In analytics, we have a few interesting features on the list for which we do not have an exact decision, so it is still under question for 2026. I can not promise anything right now, but we are looking towards group reports combining numbers from pre-calculated devices into a single entity, and some mechanisms for simplifying actions from calculated intervals – for example, auto-assigning devices to assets, executing device commands, and so on.

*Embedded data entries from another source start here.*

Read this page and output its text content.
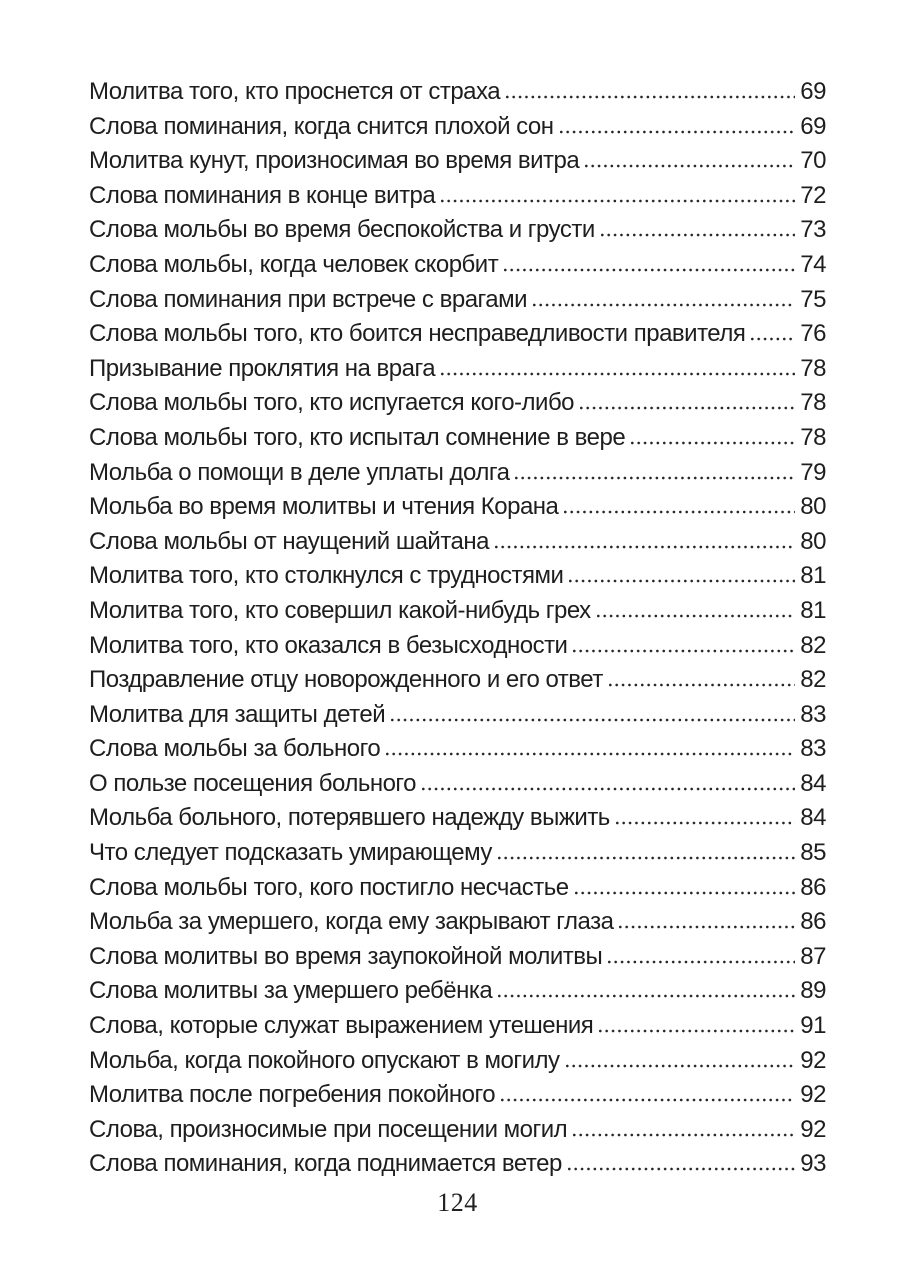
Молитва того, кто проснется от страха	69
Слова поминания, когда снится плохой сон	69
Молитва кунут, произносимая во время витра	70
Слова поминания в конце витра	72
Слова мольбы во время беспокойства и грусти	73
Слова мольбы, когда человек скорбит	74
Слова поминания при встрече с врагами	75
Слова мольбы того, кто боится несправедливости правителя 76
Призывание проклятия на врага	78
Слова мольбы того, кто испугается кого-либо	78
Слова мольбы того, кто испытал сомнение в вере	78
Мольба о помощи в деле уплаты долга	79
Мольба во время молитвы и чтения Корана	80
Слова мольбы от наущений шайтана	80
Молитва того, кто столкнулся с трудностями	81
Молитва того, кто совершил какой-нибудь грех	81
Молитва того, кто оказался в безысходности	82
Поздравление отцу новорожденного и его ответ	82
Молитва для защиты детей	83
Слова мольбы за больного	83
О пользе посещения больного	84
Мольба больного, потерявшего надежду выжить	84
Что следует подсказать умирающему	85
Слова мольбы того, кого постигло несчастье	86
Мольба за умершего, когда ему закрывают глаза	86
Слова молитвы во время заупокойной молитвы	87
Слова молитвы за умершего ребёнка	89
Слова, которые служат выражением утешения	91
Мольба, когда покойного опускают в могилу	92
Молитва после погребения покойного	92
Слова, произносимые при посещении могил	92
Слова поминания, когда поднимается ветер	93
124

And of course, in 2026, we will continue the genAI track. Right now, the blocking factor is the token charge, because LLMs are expensive, and we can not give our users uncontrolled or, instead, limited tools for genAI applications. That’s why the very first “feature” in 2026 on this track would be the billing system and price lists enhancement with pay-as-you-use genAI charges. Once we have it we will gradually start to roll out the components you can use on a large scale, such as Codi via REST API to remotely analyze and extract information from the account, its simplified documentation-only version, MCP servers for seamless development with flespi using AI coding tools, and so on. Once we are not blocked by the token price, we will be able to deliver pay-as-you-use AI-backed functionality in a large variety of services.
Internally, the next important milestone in genAI for us is the AI protocol engineering tool, whose beta version is already available and being tested heavily by our engineers. This is an internal tool, but once we integrate it into our protocol engineering process, we will see improved performance and quality in protocol integrations. Human engineers are still in the loop and responsible for the quality of work, but the performance and level of integration can drastically improve.
This tool is something we do not plan to make available to our users publicly, but the platform it is based on can serve as a foundation for other process and task-oriented AI systems, such as system and internal logs monitoring, minimal sysadmin operations, and certain other engineering tasks. The difference between chat-based AI platforms is that this platform is process-focused and can silently execute the process, so chat and messaging are just an option, not a requirement. We also consider it to be a possible foundation for the next AI assistant generation with much higher reliability, intelligence, and capabilities. However, this is not determined yet. So all in all, we are working in genAI direction, mostly focused now on internal processes execution and considering how to give our users something they will truly benefit from.
That’s it. It should be a very interesting year for us, and I hope the same for you.
Wish you a Merry Christmas and a Happy New Year!